The optimize option is used to specify optimization of the code.

If the optimization is requested, then the CodeGeneration functions accomplish this by calling either codegen[optimize] or a stronger, internal optimizer. For more details, see the optimize option on the CodeGenerationOptions help page. The user can get greater control over the optimization process by calling codegen[optimize] on its own instead of using the optimize option.

The optimize option is designed to be used with procedures and computation sequences; it has no effect when the input is a module.

The codegen package provides many other functions that transform Maple code.  These functions were originally intended to work with the codegen[C](deprecated) and codegen[fortran](deprecated) functions but they are equally suitable for preprocessing Maple code before translating with the CodeGeneration functions.

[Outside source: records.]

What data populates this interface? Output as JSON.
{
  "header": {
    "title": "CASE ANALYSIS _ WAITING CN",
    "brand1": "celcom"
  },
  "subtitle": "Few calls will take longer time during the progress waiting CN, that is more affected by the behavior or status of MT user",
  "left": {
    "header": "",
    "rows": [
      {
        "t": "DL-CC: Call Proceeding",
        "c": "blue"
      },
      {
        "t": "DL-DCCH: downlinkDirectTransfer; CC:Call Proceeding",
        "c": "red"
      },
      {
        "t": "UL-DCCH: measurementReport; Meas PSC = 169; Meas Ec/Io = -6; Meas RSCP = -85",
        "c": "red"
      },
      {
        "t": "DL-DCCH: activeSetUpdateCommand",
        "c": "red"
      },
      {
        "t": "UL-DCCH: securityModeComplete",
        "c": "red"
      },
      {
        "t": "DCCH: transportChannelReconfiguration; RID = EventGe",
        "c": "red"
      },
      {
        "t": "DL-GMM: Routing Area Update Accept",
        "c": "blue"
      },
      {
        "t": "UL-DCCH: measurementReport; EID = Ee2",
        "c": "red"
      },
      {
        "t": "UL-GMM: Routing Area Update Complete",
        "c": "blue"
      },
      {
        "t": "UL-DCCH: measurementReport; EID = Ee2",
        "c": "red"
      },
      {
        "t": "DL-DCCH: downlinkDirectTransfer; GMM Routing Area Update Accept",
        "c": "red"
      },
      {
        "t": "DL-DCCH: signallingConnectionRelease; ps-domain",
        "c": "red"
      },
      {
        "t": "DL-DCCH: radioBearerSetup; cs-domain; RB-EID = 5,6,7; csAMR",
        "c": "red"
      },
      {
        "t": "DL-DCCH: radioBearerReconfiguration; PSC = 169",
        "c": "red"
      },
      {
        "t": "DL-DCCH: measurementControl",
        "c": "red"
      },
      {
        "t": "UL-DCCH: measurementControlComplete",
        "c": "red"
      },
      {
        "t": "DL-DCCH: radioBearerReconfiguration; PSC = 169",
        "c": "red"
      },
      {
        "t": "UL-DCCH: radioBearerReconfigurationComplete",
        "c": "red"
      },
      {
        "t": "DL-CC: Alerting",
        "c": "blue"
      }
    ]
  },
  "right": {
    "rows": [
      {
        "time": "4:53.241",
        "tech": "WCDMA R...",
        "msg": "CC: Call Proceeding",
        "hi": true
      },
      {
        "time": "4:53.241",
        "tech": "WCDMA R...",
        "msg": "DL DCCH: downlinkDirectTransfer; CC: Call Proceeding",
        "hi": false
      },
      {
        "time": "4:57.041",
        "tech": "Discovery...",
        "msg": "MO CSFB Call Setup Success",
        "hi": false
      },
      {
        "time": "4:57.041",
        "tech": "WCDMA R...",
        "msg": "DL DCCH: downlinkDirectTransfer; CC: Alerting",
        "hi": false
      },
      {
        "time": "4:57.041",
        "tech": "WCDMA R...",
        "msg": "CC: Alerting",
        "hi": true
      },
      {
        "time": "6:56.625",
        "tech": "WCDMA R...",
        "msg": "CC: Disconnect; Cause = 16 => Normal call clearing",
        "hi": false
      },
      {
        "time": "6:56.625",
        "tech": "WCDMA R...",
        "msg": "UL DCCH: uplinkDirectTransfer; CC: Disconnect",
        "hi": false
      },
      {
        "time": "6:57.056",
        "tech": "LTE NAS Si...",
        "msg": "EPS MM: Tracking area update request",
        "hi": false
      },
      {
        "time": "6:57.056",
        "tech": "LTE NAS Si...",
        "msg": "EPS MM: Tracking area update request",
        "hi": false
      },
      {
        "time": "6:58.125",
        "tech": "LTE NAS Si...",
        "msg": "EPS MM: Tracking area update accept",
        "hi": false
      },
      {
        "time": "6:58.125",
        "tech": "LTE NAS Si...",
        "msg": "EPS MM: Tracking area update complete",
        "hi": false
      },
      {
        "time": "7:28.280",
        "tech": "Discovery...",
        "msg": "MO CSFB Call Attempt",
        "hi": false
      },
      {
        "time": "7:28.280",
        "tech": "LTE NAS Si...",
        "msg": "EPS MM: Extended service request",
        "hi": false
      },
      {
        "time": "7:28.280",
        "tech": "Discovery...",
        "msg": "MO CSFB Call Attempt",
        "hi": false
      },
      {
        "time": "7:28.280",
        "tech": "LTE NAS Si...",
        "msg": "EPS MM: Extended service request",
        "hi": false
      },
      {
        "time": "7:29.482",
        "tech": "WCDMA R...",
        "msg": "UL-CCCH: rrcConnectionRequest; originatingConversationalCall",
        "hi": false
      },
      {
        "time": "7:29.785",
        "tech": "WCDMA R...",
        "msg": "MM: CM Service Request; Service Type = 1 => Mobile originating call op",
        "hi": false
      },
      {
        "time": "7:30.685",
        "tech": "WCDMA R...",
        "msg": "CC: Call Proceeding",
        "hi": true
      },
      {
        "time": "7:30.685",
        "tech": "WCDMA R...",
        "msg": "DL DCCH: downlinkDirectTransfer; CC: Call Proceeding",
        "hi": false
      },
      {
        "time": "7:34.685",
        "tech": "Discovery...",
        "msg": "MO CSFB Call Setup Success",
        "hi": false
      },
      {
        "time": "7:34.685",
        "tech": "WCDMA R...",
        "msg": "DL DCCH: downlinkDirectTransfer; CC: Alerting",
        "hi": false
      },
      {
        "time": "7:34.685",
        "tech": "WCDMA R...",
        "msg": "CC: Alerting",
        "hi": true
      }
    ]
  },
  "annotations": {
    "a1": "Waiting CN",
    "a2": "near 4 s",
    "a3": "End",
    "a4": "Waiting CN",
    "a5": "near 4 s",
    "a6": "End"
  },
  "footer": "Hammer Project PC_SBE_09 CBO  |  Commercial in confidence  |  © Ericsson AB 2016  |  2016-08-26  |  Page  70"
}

Translation using the CodeGeneration functions can often require a large amount of execution time and memory.  Usually, the Maple code provided for translation is analyzed as a whole and goes through several transformations to ensure the most accurate translation possible.  However, it is possible to significantly reduce the resources required for translating computation sequences by using the reduceanalysis option.  In this case, the computation sequence is analyzed one assignment at a time, rather than as a complete sequence.  Note that this option does not apply to procedures and modules.

Internally, the CodeGeneration functions work on an inert representation (see ToInert and FromInert) of the Maple input.  The CodeGeneration package attempts to recover the original Maple expression that triggered the message to return a detailed error or warning message. When this is not possible, a general description of the problem encountered is generated, along with the inert representation if appropriate.

When an error occurs, more information about the source of the error can be obtained through userinfo statements, by changing the value of infolevel[CodeGeneration].